Functions and Example Usage

Load the package.

library(exploreR)

Function 1 | Variable summary

The function variable_summary will take a data frame as input and provide the total quantity of each type of variable present in the data frame. The output of the function will be a dataframe of size 5 x 2 and will have one row for each variable type with its corresponding quantity. The function will look to identify 5 different types of variables: numerical, character, boolean, date, and an other category.

example usage of variable_summary:

toy_data <- data.frame("letters" = c("a", "b", NA, "d"),
                       "numbers" = c(1, 4, 6, NA),
                       "logical" = c(NA, FALSE, NA, TRUE),
                       "dates" = as.Date(c("2003-01-02", "2002-02-02", "2004-03-03", "2005-04-04")),
                       "integers" = c(2L, 3L, 4L, 5L),
                       stringsAsFactors = FALSE)

variable_summary(toy_data)

example output of variable_summary:

variable_type count
numeric 1
character 1
logical 1
date 1
other 1

Function 2 | Missing values per variable

For each column/variable in the dataframe, this function will count the number of missing values present and report back on that number per column. The function missing_values will accept a dataframe as input and output a corresponding dataframe with the above information detailing the counts of missing values per column/variable. If the input is of size n x d, the output size will be d x 3.
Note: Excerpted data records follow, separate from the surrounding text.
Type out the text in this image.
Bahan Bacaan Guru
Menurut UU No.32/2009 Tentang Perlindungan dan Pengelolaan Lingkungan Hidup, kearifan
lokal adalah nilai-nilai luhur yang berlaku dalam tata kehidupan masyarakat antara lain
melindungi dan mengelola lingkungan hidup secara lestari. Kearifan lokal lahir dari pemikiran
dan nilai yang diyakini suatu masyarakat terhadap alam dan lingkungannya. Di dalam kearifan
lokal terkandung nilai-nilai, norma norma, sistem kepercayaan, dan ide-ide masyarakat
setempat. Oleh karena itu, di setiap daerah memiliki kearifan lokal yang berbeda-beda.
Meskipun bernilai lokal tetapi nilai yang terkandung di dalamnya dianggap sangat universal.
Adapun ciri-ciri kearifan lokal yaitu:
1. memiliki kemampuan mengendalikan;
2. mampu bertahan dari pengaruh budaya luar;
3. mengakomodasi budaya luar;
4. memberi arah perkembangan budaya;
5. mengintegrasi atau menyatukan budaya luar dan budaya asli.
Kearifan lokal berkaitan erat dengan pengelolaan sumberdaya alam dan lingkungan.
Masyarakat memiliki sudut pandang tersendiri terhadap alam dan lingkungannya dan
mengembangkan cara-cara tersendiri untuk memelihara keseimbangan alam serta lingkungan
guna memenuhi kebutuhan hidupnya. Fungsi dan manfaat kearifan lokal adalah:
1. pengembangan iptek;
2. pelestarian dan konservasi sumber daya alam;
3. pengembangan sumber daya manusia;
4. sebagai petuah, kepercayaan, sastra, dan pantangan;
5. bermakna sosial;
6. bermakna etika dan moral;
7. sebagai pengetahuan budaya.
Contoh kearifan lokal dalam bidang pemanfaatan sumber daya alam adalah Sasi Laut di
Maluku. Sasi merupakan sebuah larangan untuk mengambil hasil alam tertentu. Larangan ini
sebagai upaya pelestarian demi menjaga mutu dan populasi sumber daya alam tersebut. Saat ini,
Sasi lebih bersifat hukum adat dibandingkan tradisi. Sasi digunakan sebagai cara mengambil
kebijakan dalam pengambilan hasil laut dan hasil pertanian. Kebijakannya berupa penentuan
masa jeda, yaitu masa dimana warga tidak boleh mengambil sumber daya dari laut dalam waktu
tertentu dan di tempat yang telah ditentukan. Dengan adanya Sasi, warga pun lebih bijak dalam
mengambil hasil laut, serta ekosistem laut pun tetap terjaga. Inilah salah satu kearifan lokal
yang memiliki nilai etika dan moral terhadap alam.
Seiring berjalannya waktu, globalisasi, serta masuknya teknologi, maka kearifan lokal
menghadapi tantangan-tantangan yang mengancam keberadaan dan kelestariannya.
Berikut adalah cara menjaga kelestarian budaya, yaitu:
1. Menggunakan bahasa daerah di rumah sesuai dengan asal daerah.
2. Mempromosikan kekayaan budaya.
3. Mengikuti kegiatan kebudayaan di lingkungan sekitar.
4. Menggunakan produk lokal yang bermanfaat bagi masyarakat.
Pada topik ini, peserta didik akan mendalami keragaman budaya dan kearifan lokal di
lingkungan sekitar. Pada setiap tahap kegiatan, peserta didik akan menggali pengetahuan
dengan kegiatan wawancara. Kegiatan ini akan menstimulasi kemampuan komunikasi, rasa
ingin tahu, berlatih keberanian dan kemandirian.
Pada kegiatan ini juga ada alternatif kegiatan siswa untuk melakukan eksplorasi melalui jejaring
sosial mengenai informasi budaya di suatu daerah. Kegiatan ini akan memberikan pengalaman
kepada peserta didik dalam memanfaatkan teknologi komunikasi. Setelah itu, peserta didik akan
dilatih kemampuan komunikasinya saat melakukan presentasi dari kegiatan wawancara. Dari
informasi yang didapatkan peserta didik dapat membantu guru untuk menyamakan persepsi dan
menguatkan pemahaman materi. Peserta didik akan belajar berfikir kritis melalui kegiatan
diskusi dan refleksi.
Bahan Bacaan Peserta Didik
example usage of missing_values:

toy_data <- data.frame("letters" = c("a", "b", NA, "d"),
                       "numbers" = c(1, 4, 6, NA),
                       "logical" = c(NA, FALSE, NA, TRUE),
                       "dates" = as.Date(c("2003-01-02", "2002-02-02", "2004-03-03", "2005-04-04")),
                       "integers" = c(2L, 3L, 4L, 5L),
                       stringsAsFactors = FALSE)

missing_values(toy_data)

example output of missing_values:

variable missing_values percent_missing
letters 1 0.25
numbers 1 0.25
logical 2 0.50
dates 0 0.00
integers 0 0.00

Function3 | Dataset Size/Info

The function size will take in a dataframe and print the shape and size of the dataframe. For the size, the function will print how much memory the dataframe consumes in bytes. The output of the function will be a dataframe of size 1 x 3.

example usage of size:

toy_data <- data.frame("letters" = c("a", "b", NA, "d"),
                       "numbers" = c(1, 4, 6, NA),
                       "logical" = c(NA, FALSE, NA, TRUE),
                       "dates" = as.Date(c("2003-01-02", "2002-02-02", "2004-03-03", "2005-04-04")),
                       "integers" = c(2L, 3L, 4L, 5L),
                       stringsAsFactors = FALSE)

size(toy_data)

example output of size:

rows columns size_in_memory
4 5 1760

Check out the package vignette for more information by entering the following in the console:

vignette("explorer") for viewing inside the RStudio viewer

or

browseVignettes(package="exploreR") for viewing in a browser

Comparable Functions Available in the R Ecosystem

The following are existing functions in R that are similar to those developed within our project.

dim(): used to obtain the shape of a dataframe.
ncol() and nrow(): used to get the number of rows and columns in a dataframe.
str(): provides summary information about the dataframe, including some of the same information as above (i.e. dim, ncol and nrow). str() provides descriptive information about variable and data types in the dataframe.
is.na(): provides the number of missing values in the columns of the data frame.

Collaborators on this project include myself, James Pushor, Milos Milic, and Arzan Irani.